Students line a busy intersection and overpass in the Denver suburb of Littleton, Colo., on Sept. 25, protesting a Jefferson County School Board proposal to emphasize patriotism and downplay civil unrest in the teaching of U.S. history.

Brennan Linsley/AP

Hundreds of Colorado high school students have walked out of class in the past two weeks to protest proposed changes to the Advanced Placement history curriculum.

The firestorm of protest was sparked by a resolution in August from Jefferson County school board member Julie Williams. When she heard that conservatives across the country were upset about the new AP history curriculum, she proposed a committee to review the district's courses.

The resolution stated that AP history classes should promote "patriotism and ... the benefits of the free-enterprise system" and should not "encourage or condone civil disorder."

"Basically, what I am asking for is for history to be taught complete," Williams said in an interview with the local Fox affiliate. "So the good, the bad, the ugly, without bias."

Jefferson County, Colorado's second-largest school district, has been in turmoil ever since a conservative majority was elected to the school board in November 2013, but Williams' proposal set off a new wave of unrest.

It started with 100 students, including Ben Smith from Standley Lake High School, northwest of Denver. He says students don't want their history censored and don't like that the resolution called for promoting the positive aspects of U.S. history.

"The negative parts of American history aren't necessarily unpatriotic," Smith says."We need to know those things so we don't repeat them in the future."

The protests spread throughout the district to more than a dozen high schools. Teachers also were angered: Four high schools closed for a day when teachers organized a "sick out." They say the board isn't listening to them — or parents — on a range of issues, including AP.

But the Advanced Placement curriculum, for which students can get college credit, is the flashpoint.

The revamped framework aims to de-emphasize rote memorization and instead develop critical thinking skills. But some conservatives say there's an anti-American bias.

Larry Krieger, a retired New Jersey high school teacher who is leading a national fight against the new framework, testified via video conference before Colorado's state board of education. He says the new materials don't mention events like D-Day or key historical characters.

"The founders are not discussed," he says. "Ben Franklin: not there.
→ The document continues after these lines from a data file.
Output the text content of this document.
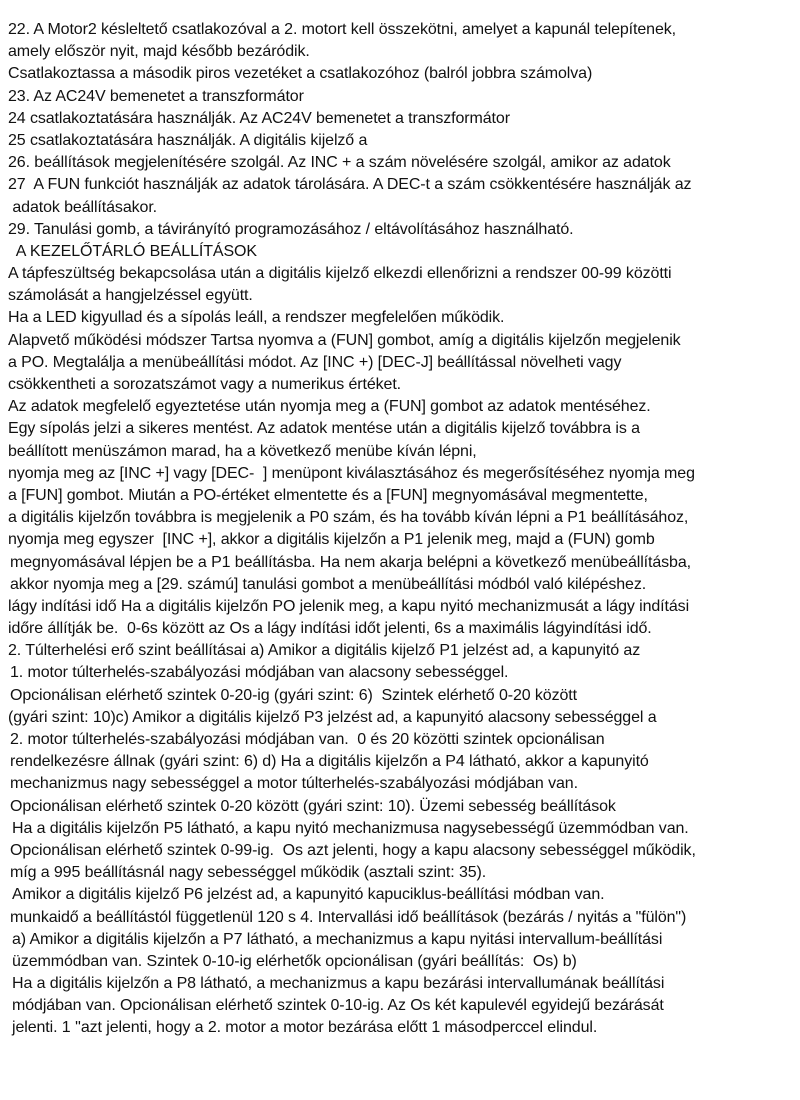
22. A Motor2 késleltető csatlakozóval a 2. motort kell összekötni, amelyet a kapunál telepítenek,
amely először nyit, majd később bezáródik.
Csatlakoztassa a második piros vezetéket a csatlakozóhoz (balról jobbra számolva)
23. Az AC24V bemenetet a transzformátor
24 csatlakoztatására használják. Az AC24V bemenetet a transzformátor
25 csatlakoztatására használják. A digitális kijelző a
26. beállítások megjelenítésére szolgál. Az INC + a szám növelésére szolgál, amikor az adatok
27  A FUN funkciót használják az adatok tárolására. A DEC-t a szám csökkentésére használják az
adatok beállításakor.
29. Tanulási gomb, a távirányító programozásához / eltávolításához használható.
A KEZELŐTÁRLÓ BEÁLLÍTÁSOK
A tápfeszültség bekapcsolása után a digitális kijelző elkezdi ellenőrizni a rendszer 00-99 közötti
számolását a hangjelzéssel együtt.
Ha a LED kigyullad és a sípolás leáll, a rendszer megfelelően működik.
Alapvető működési módszer Tartsa nyomva a (FUN] gombot, amíg a digitális kijelzőn megjelenik
a PO. Megtalálja a menübeállítási módot. Az [INC +) [DEC-J] beállítással növelheti vagy
csökkentheti a sorozatszámot vagy a numerikus értéket.
Az adatok megfelelő egyeztetése után nyomja meg a (FUN] gombot az adatok mentéséhez.
Egy sípolás jelzi a sikeres mentést. Az adatok mentése után a digitális kijelző továbbra is a
beállított menüszámon marad, ha a következő menübe kíván lépni,
nyomja meg az [INC +] vagy [DEC-  ] menüpont kiválasztásához és megerősítéséhez nyomja meg
a [FUN] gombot. Miután a PO-értéket elmentette és a [FUN] megnyomásával megmentette,
a digitális kijelzőn továbbra is megjelenik a P0 szám, és ha tovább kíván lépni a P1 beállításához,
nyomja meg egyszer  [INC +], akkor a digitális kijelzőn a P1 jelenik meg, majd a (FUN) gomb
megnyomásával lépjen be a P1 beállításba. Ha nem akarja belépni a következő menübeállításba,
akkor nyomja meg a [29. számú] tanulási gombot a menübeállítási módból való kilépéshez.
lágy indítási idő Ha a digitális kijelzőn PO jelenik meg, a kapu nyitó mechanizmusát a lágy indítási
időre állítják be.  0-6s között az Os a lágy indítási időt jelenti, 6s a maximális lágyindítási idő.
2. Túlterhelési erő szint beállításai a) Amikor a digitális kijelző P1 jelzést ad, a kapunyitó az
1. motor túlterhelés-szabályozási módjában van alacsony sebességgel.
Opcionálisan elérhető szintek 0-20-ig (gyári szint: 6)  Szintek elérhető 0-20 között
(gyári szint: 10)c) Amikor a digitális kijelző P3 jelzést ad, a kapunyitó alacsony sebességgel a
2. motor túlterhelés-szabályozási módjában van.  0 és 20 közötti szintek opcionálisan
rendelkezésre állnak (gyári szint: 6) d) Ha a digitális kijelzőn a P4 látható, akkor a kapunyitó
mechanizmus nagy sebességgel a motor túlterhelés-szabályozási módjában van.
Opcionálisan elérhető szintek 0-20 között (gyári szint: 10). Üzemi sebesség beállítások
Ha a digitális kijelzőn P5 látható, a kapu nyitó mechanizmusa nagysebességű üzemmódban van.
Opcionálisan elérhető szintek 0-99-ig.  Os azt jelenti, hogy a kapu alacsony sebességgel működik,
míg a 995 beállításnál nagy sebességgel működik (asztali szint: 35).
Amikor a digitális kijelző P6 jelzést ad, a kapunyitó kapuciklus-beállítási módban van.
munkaidő a beállítástól függetlenül 120 s 4. Intervallási idő beállítások (bezárás / nyitás a "fülön")
a) Amikor a digitális kijelzőn a P7 látható, a mechanizmus a kapu nyitási intervallum-beállítási
üzemmódban van. Szintek 0-10-ig elérhetők opcionálisan (gyári beállítás:  Os) b)
Ha a digitális kijelzőn a P8 látható, a mechanizmus a kapu bezárási intervallumának beállítási
módjában van. Opcionálisan elérhető szintek 0-10-ig. Az Os két kapulevél egyidejű bezárását
jelenti. 1 ''azt jelenti, hogy a 2. motor a motor bezárása előtt 1 másodperccel elindul.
James Madison: not there."

But that doesn't mean teachers will leave out D-Day or the nation's founders, says Fred Anderson, a history professor at the University of Colorado who helped write the new framework.

"These are usually the very best teachers in a school. You don't have to tell them to talk about Wilson and Madison, and Franklin and Washington at the Constitutional Convention — they do that," he says. "They would find it incredibly condescending to be directed at that level, so the absence of mention is not in any sense an exclusion — and it's a misconception, I think, about the framework that that's the case."

In Jefferson County, after two weeks of protest, the original language about patriotism was dropped. On Thursday night, the school board stripped of the most controversial language and then passed the resolution, which still creates a committee to review course materials.

Meanwhile, the College Board, which administers the AP test, says that if a school or district censors essential concepts from an AP course, that course can no longer bear the "Advanced Placement" designation.